Jason Wexler

Memphis Grizzlies
- League: NBA

Career information
- College: University of Virginia (BS) Columbia University (JD)

Career history
- 2013–July 2014: Memphis Grizzlies (Chief Operating Officer)
- July 2014–April 2019: Memphis Grizzlies (President of Business Operations)
- April 2019–Present: Memphis Grizzlies (Team President)

= Jason Wexler =

National Basketball Association executive

Jason Wexler is an American basketball executive. He holds the position of team president of the Memphis Grizzlies since April 2019. Wexler is responsible for supervision of marketing communications, community investment, corporate partnerships, ticket sales, and arena operations. Previously, Wexler served as president of business operations beginning in July 2014. Before this, Wexler served in the capacity of Chief Operating Officer at the organization starting in 2013.

==Early career==
Early in his career, Wexler founded Greenhat Partners LLC, a firm specializing in real estate development and investment. Prior to that, Wexler was a partner in the Memphis law firm of Hanover, Walsh, Jalenak and Blair, PLLC.

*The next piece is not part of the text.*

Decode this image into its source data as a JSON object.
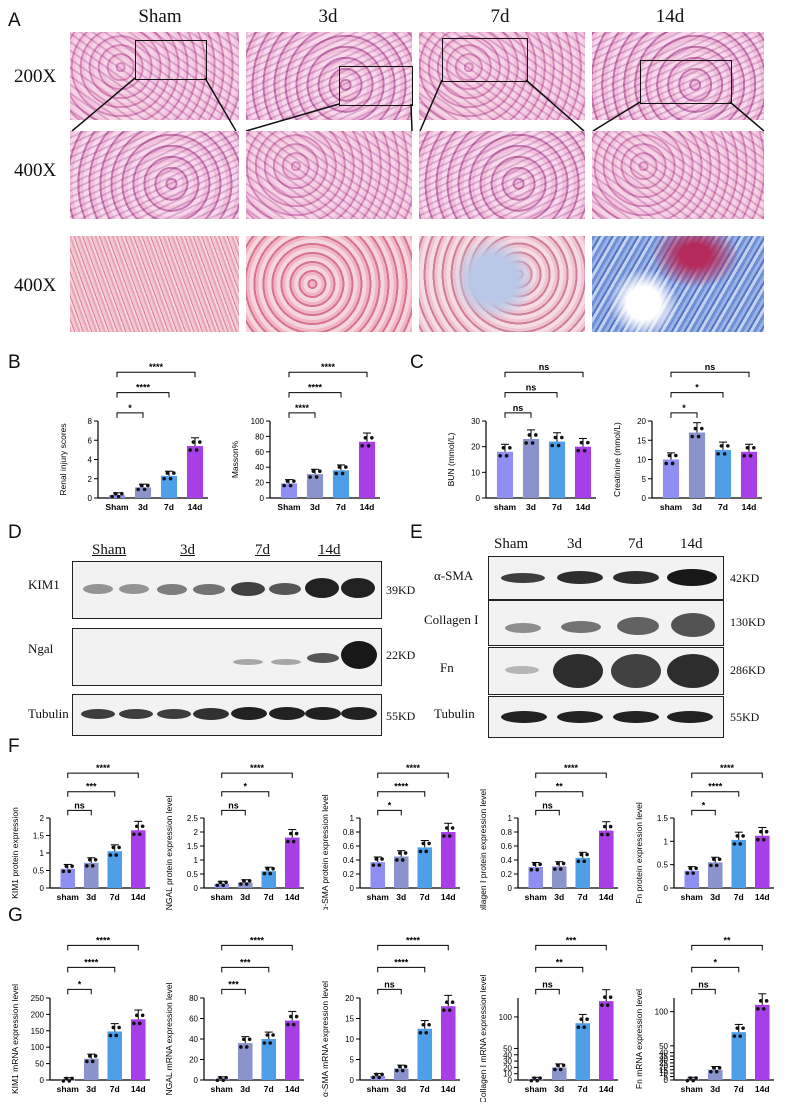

Before joining the Grizzlies, Wexler was the president of the Henry Turley Company. In that role, he oversaw the execution of city center development initiatives and managed the daily operations of the real estate firm.

==Memphis Grizzlies==
With the promotion of Wexler to team president, he was set to guide them through a new era, shifting from the "Grit and Grind" era characterized by the departures of players like Marc Gasol and Mike Conley in 2019. The focus will now be on developing a younger core centered around talents such as Jaren Jackson Jr. and Ja Morant.

==Personal life==
Wexler received a Bachelor of Science in Architecture from the University of Virginia and completed his education with a degree from Columbia Law School.